Without question, current market conditions are about as choppy as I have seen during my career. The last time the Fed increased rates 75 basis points at one meeting was in 1994, when I was a young analyst covering financial stocks at Morgan Stanley. At that time, the Fed’s hand was forced to act decisively in order to try to regain credibility on its inflation fighting prowess as well as to blunt surging consumer demand. Today's backdrop, while similar, feels worse. Beyond rapidly tightening financial conditions, just consider that Target, one of America’s leading and best-run retailers, recently told us two months of `surprise’ freight in the first quarter led to an expense miss of fully one billion dollars, or that its inventories had ballooned 43% sequentially. However, as we show in Exhibit 1, Target is not alone, as Walmart, another leading retailer, is also suffering from inventory bloat. Not surprisingly, we are also seeing consumers aggressively increasing credit card balances to withstand the shock from rising inflationary pressures, including food, transportation, and energy costs (Exhibit 2). Unfortunately, as we detail below, we think the permanence of the war in Ukraine - and all its adverse consequences on humanity and the economy - is likely to be an enduring feature of the current recovery.

Consumers and corporations are not the only ones facing an uncertain and highly inflationary landscape where things are changing quite rapidly. Investors too are experiencing extreme upheaval. In particular, what makes today’s environment so tricky for macro investors and asset allocators is that the traditional relationship between stocks and bonds – where bond prices rise when stock prices fall – has broken down. One can see this in Exhibit 3. This development, which we think is more structural in nature, is a big deal, in our view. As a result, many investors will need to consider adding different types of investments to their traditional asset 60/40 allocation mix (see Section II; Question #6 for more details). Consistent with this view, we believe not only that forward returns are likely to be lower but that Bonds can no longer serve as shock absorbers or diversifiers when paired with Equities.


Leading Companies Have Too Much Inventory, Which Is Why We Forecast Goods Deflation in 2023

Bar Chart of Walmart and Target Inventory Levels
Data as at May 20, 2022. Source: WSJ.


Inflation Is Hitting Consumers Hard, Forcing Them to Tap Into Their Debt Capacity to Maintain Current Living Standards

Graph of Year over Year Change in Consumer Debt
Data as at March 31, 2022. Source: Federal Reserve, Evercore ISI.

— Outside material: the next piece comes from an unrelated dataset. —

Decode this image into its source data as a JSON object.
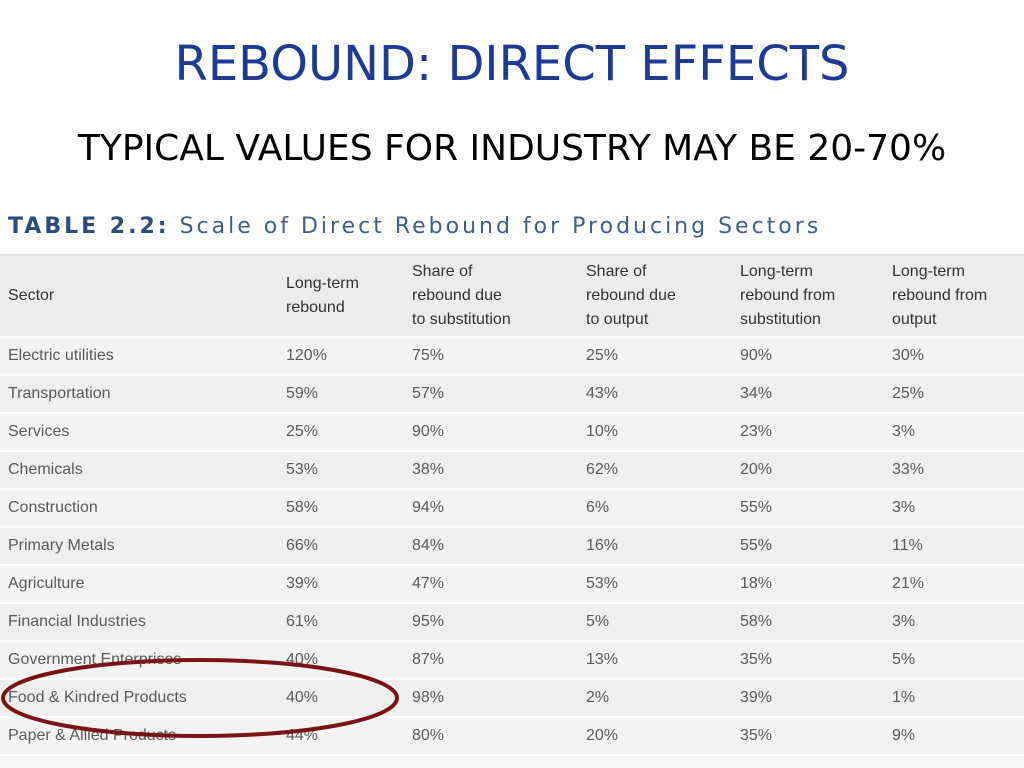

The Relationship Between Stocks and Bonds Is Changing in Today’s Inflationary Environment

Graph of Rolling 24 Months Stock and Bond Correlation
Data as at March 31, 2022. Rolling 24 months correlations calculated using monthly total returns of the S&P500 Index and Barclays U.S. Aggregate Index.


In Normal Markets, Bonds Rally When Stocks Go Down. Today, That Is Not Happening

Bar Chart of Yearly Stock and Bond Performance Since 2002
Data as at May 26, 2022.Source: Bloomberg.

Overall, the current backdrop reinforces our larger narrative at KKR that we have entered A Different Kind of Recovery. Specifically, what this means is that we think we have entered a new investing regime – and we do not make this statement lightly.